Two areas where I think the county can enhance its targeted educational support role involve the county’s traditional efforts with regard to preschool and after school.  Salt Lake County currently operates programs that include safe, constructive after-school programs, behavioral health services for youth, early literacy programs at county libraries and partners with Head Start to provide preschool services at the Christmas Box House.

That’s why it’s exciting to have the opportunity to partner with a preschool program designed and operated in Granite School District. Granite has been operating a limited program for the past five years. They staffed 15 classrooms, with a total of 300 children. They tested the children prior to entering the preschool program and retested them when they reached third grade.  The results were impressive.  The achievement gap between economically-disadvantaged students and non-disadvantaged students in both Language Arts and math was reduced by 20 and 18 percentage points.

Granite District’s experience mirrors what the research shows elsewhere in the country.  Research also shows that low income children who attend preschool are: 1) 30 percent more likely to graduate from high school; 2) twice as likely to be employed in a high-skilled job; 3) 30-50 percent less likely to use drugs and 4) 30-50 percent less likely to be arrested for violent crimes, property crimes or drug offences.  It’s a case of where, by doing the right thing, we are also doing the fiscally responsible thing.

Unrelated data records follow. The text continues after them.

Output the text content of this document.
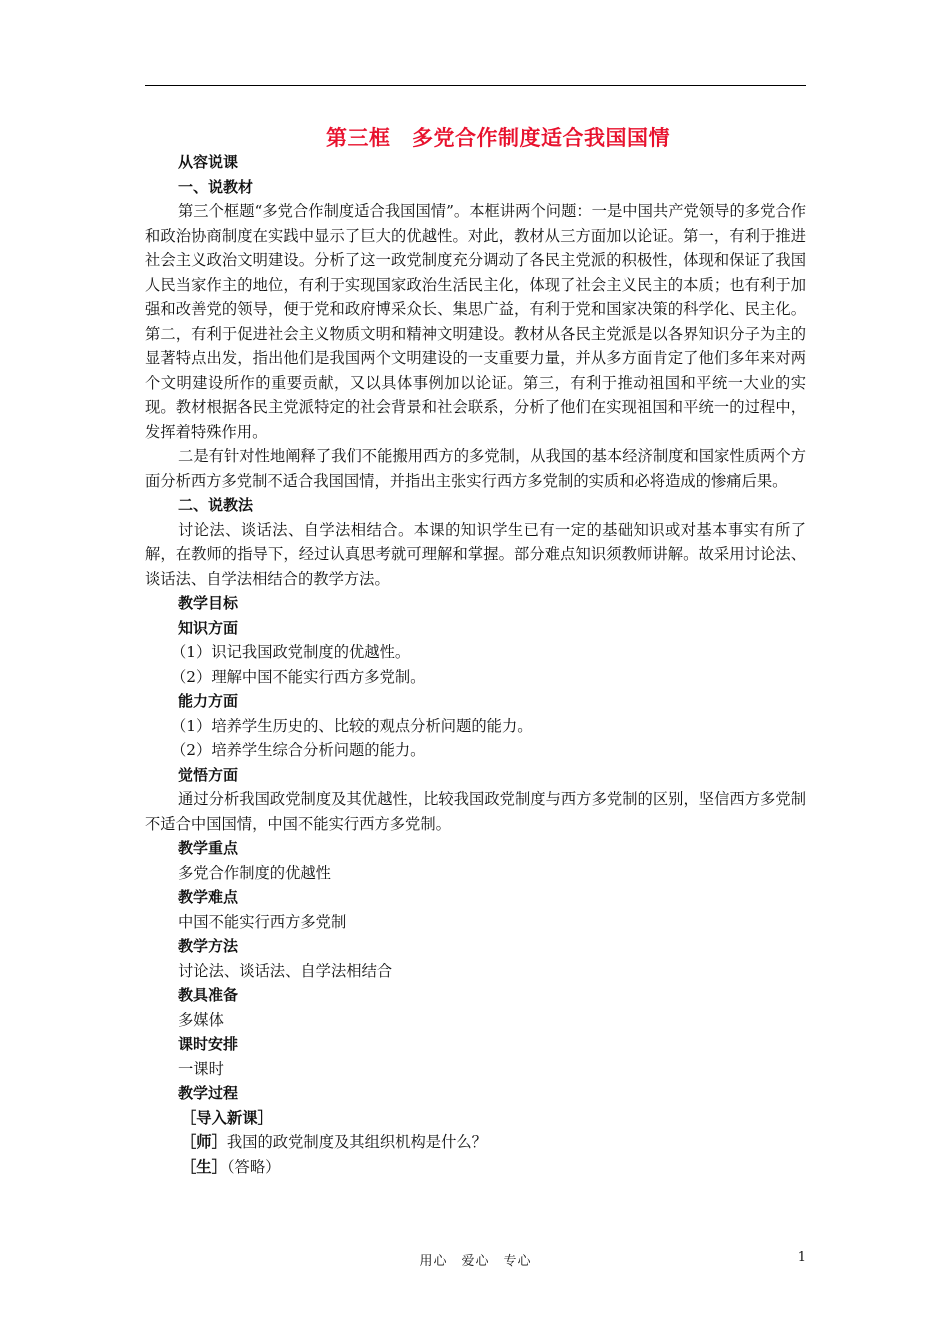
第三框　多党合作制度适合我国国情

从容说课

一、说教材

第三个框题“多党合作制度适合我国国情”。本框讲两个问题：一是中国共产党领导的多党合作和政治协商制度在实践中显示了巨大的优越性。对此，教材从三方面加以论证。第一，有利于推进社会主义政治文明建设。分析了这一政党制度充分调动了各民主党派的积极性，体现和保证了我国人民当家作主的地位，有利于实现国家政治生活民主化，体现了社会主义民主的本质；也有利于加强和改善党的领导，便于党和政府博采众长、集思广益，有利于党和国家决策的科学化、民主化。第二，有利于促进社会主义物质文明和精神文明建设。教材从各民主党派是以各界知识分子为主的显著特点出发，指出他们是我国两个文明建设的一支重要力量，并从多方面肯定了他们多年来对两个文明建设所作的重要贡献，又以具体事例加以论证。第三，有利于推动祖国和平统一大业的实现。教材根据各民主党派特定的社会背景和社会联系，分析了他们在实现祖国和平统一的过程中，发挥着特殊作用。

二是有针对性地阐释了我们不能搬用西方的多党制，从我国的基本经济制度和国家性质两个方面分析西方多党制不适合我国国情，并指出主张实行西方多党制的实质和必将造成的惨痛后果。

二、说教法

讨论法、谈话法、自学法相结合。本课的知识学生已有一定的基础知识或对基本事实有所了解，在教师的指导下，经过认真思考就可理解和掌握。部分难点知识须教师讲解。故采用讨论法、谈话法、自学法相结合的教学方法。

教学目标

知识方面

（1）识记我国政党制度的优越性。

（2）理解中国不能实行西方多党制。

能力方面

（1）培养学生历史的、比较的观点分析问题的能力。

（2）培养学生综合分析问题的能力。

觉悟方面

通过分析我国政党制度及其优越性，比较我国政党制度与西方多党制的区别，坚信西方多党制不适合中国国情，中国不能实行西方多党制。

教学重点

多党合作制度的优越性

教学难点

中国不能实行西方多党制

教学方法

讨论法、谈话法、自学法相结合

教具准备

多媒体

课时安排

一课时

教学过程

［导入新课］

［师］我国的政党制度及其组织机构是什么？

［生］（答略）

用心　爱心　专心	1
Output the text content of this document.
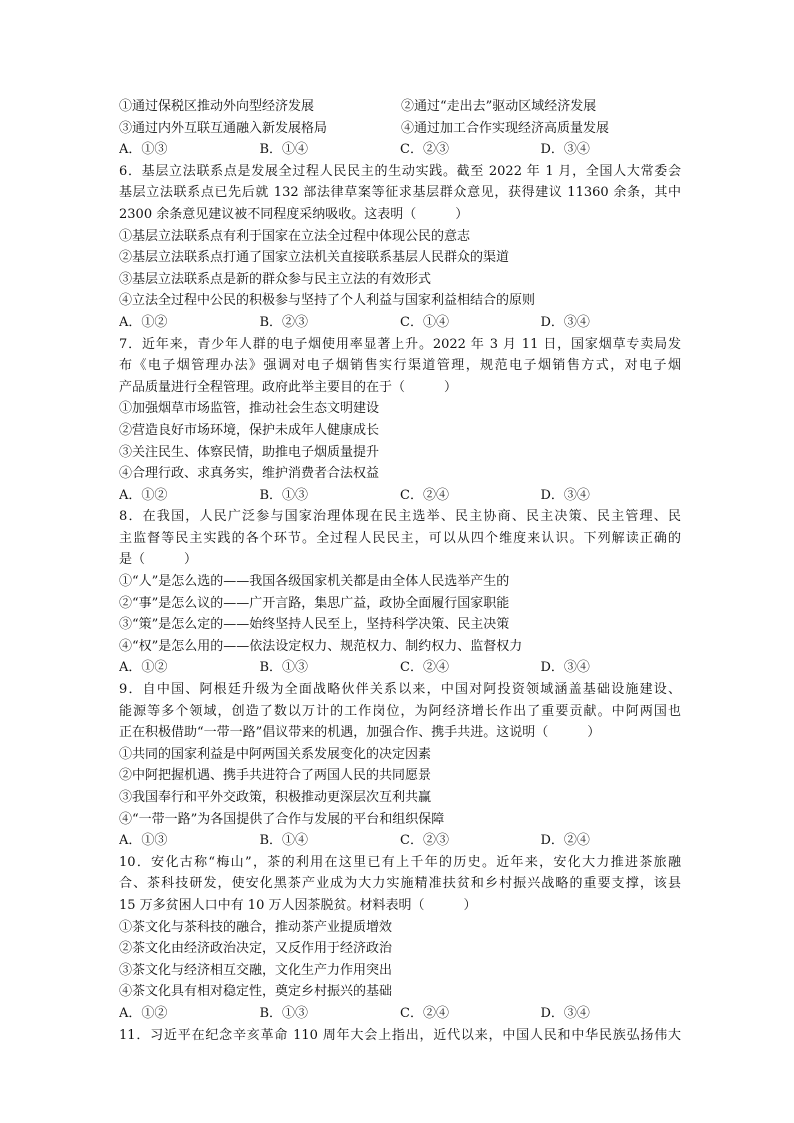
①通过保税区推动外向型经济发展	②通过“走出去”驱动区域经济发展
③通过内外互联互通融入新发展格局	④通过加工合作实现经济高质量发展
A．①③	B．①④	C．②③	D．③④
6．基层立法联系点是发展全过程人民民主的生动实践。截至 2022 年 1 月，全国人大常委会
基层立法联系点已先后就 132 部法律草案等征求基层群众意见，获得建议 11360 余条，其中
2300 余条意见建议被不同程度采纳吸收。这表明（　　　）
①基层立法联系点有利于国家在立法全过程中体现公民的意志
②基层立法联系点打通了国家立法机关直接联系基层人民群众的渠道
③基层立法联系点是新的群众参与民主立法的有效形式
④立法全过程中公民的积极参与坚持了个人利益与国家利益相结合的原则
A．①②	B．②③	C．①④	D．③④
7．近年来，青少年人群的电子烟使用率显著上升。2022 年 3 月 11 日，国家烟草专卖局发
布《电子烟管理办法》强调对电子烟销售实行渠道管理，规范电子烟销售方式，对电子烟
产品质量进行全程管理。政府此举主要目的在于（　　　）
①加强烟草市场监管，推动社会生态文明建设
②营造良好市场环境，保护未成年人健康成长
③关注民生、体察民情，助推电子烟质量提升
④合理行政、求真务实，维护消费者合法权益
A．①②	B．①③	C．②④	D．③④
8．在我国，人民广泛参与国家治理体现在民主选举、民主协商、民主决策、民主管理、民
主监督等民主实践的各个环节。全过程人民民主，可以从四个维度来认识。下列解读正确的
是（　　　）
①“人”是怎么选的——我国各级国家机关都是由全体人民选举产生的
②“事”是怎么议的——广开言路，集思广益，政协全面履行国家职能
③“策”是怎么定的——始终坚持人民至上，坚持科学决策、民主决策
④“权”是怎么用的——依法设定权力、规范权力、制约权力、监督权力
A．①②	B．①③	C．②④	D．③④
9．自中国、阿根廷升级为全面战略伙伴关系以来，中国对阿投资领域涵盖基础设施建设、
能源等多个领域，创造了数以万计的工作岗位，为阿经济增长作出了重要贡献。中阿两国也
正在积极借助“一带一路”倡议带来的机遇，加强合作、携手共进。这说明（　　　）
①共同的国家利益是中阿两国关系发展变化的决定因素
②中阿把握机遇、携手共进符合了两国人民的共同愿景
③我国奉行和平外交政策，积极推动更深层次互利共赢
④“一带一路”为各国提供了合作与发展的平台和组织保障
A．①③	B．①④	C．②③	D．②④
10．安化古称“梅山”，茶的利用在这里已有上千年的历史。近年来，安化大力推进茶旅融
合、茶科技研发，使安化黑茶产业成为大力实施精准扶贫和乡村振兴战略的重要支撑，该县
15 万多贫困人口中有 10 万人因茶脱贫。材料表明（　　　）
①茶文化与茶科技的融合，推动茶产业提质增效
②茶文化由经济政治决定，又反作用于经济政治
③茶文化与经济相互交融，文化生产力作用突出
④茶文化具有相对稳定性，奠定乡村振兴的基础
A．①②	B．①③	C．②④	D．③④
11．习近平在纪念辛亥革命 110 周年大会上指出，近代以来，中国人民和中华民族弘扬伟大
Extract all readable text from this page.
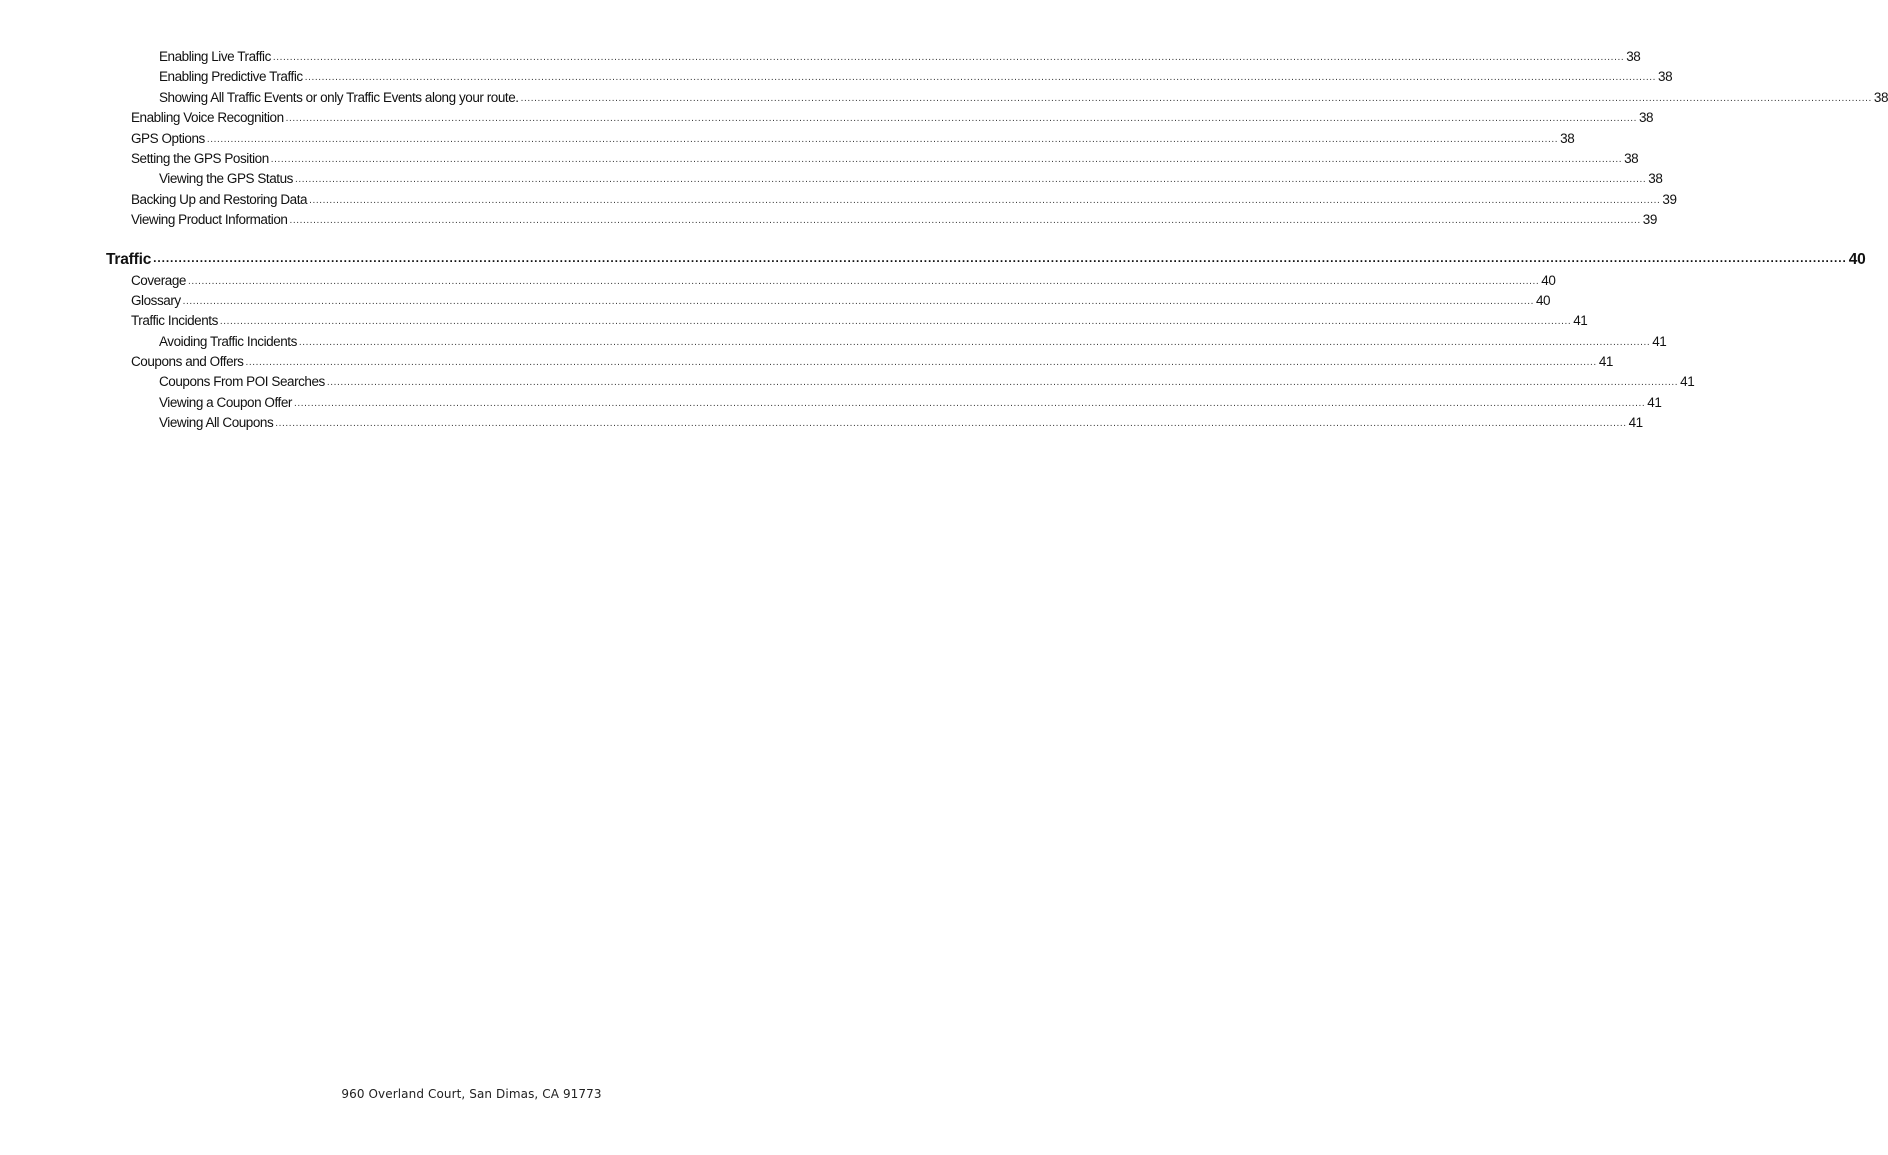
Enabling Live Traffic ................................................................................................................................................................................................................................................................................................................................................................................................................ 38
Enabling Predictive Traffic ................................................................................................................................................................................................................................................................................................................................................................................................................ 38
Showing All Traffic Events or only Traffic Events along your route. ................................................................................................................................................................................................................................................................................................................................................................................................................ 38
Enabling Voice Recognition ................................................................................................................................................................................................................................................................................................................................................................................................................ 38
GPS Options ................................................................................................................................................................................................................................................................................................................................................................................................................ 38
Setting the GPS Position ................................................................................................................................................................................................................................................................................................................................................................................................................ 38
Viewing the GPS Status ................................................................................................................................................................................................................................................................................................................................................................................................................ 38
Backing Up and Restoring Data ................................................................................................................................................................................................................................................................................................................................................................................................................ 39
Viewing Product Information ................................................................................................................................................................................................................................................................................................................................................................................................................ 39
Traffic ................................................................................................................................................................................................................................................................................................................................................................................................................ 40
Coverage ................................................................................................................................................................................................................................................................................................................................................................................................................ 40
Glossary ................................................................................................................................................................................................................................................................................................................................................................................................................ 40
Traffic Incidents ................................................................................................................................................................................................................................................................................................................................................................................................................ 41
Avoiding Traffic Incidents ................................................................................................................................................................................................................................................................................................................................................................................................................ 41
Coupons and Offers ................................................................................................................................................................................................................................................................................................................................................................................................................ 41
Coupons From POI Searches ................................................................................................................................................................................................................................................................................................................................................................................................................ 41
Viewing a Coupon Offer ................................................................................................................................................................................................................................................................................................................................................................................................................ 41
Viewing All Coupons ................................................................................................................................................................................................................................................................................................................................................................................................................ 41
960 Overland Court, San Dimas, CA 91773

United Way of Salt Lake—which is working to create what’s called “results-based financing” to expand preschool access—has received commitment letters from private investors.  They’ve agreed to invest several million dollars that could serve thousands of additional children by expanding structured preschool programs. The investors are paid back based on the savings generated by the children who stay with their peers on grade and do not need special education.

I’m excited to participate in this important education initiative.  I’ll keep you updated in this column as we move forward to expand opportunity for all children in Salt Lake County.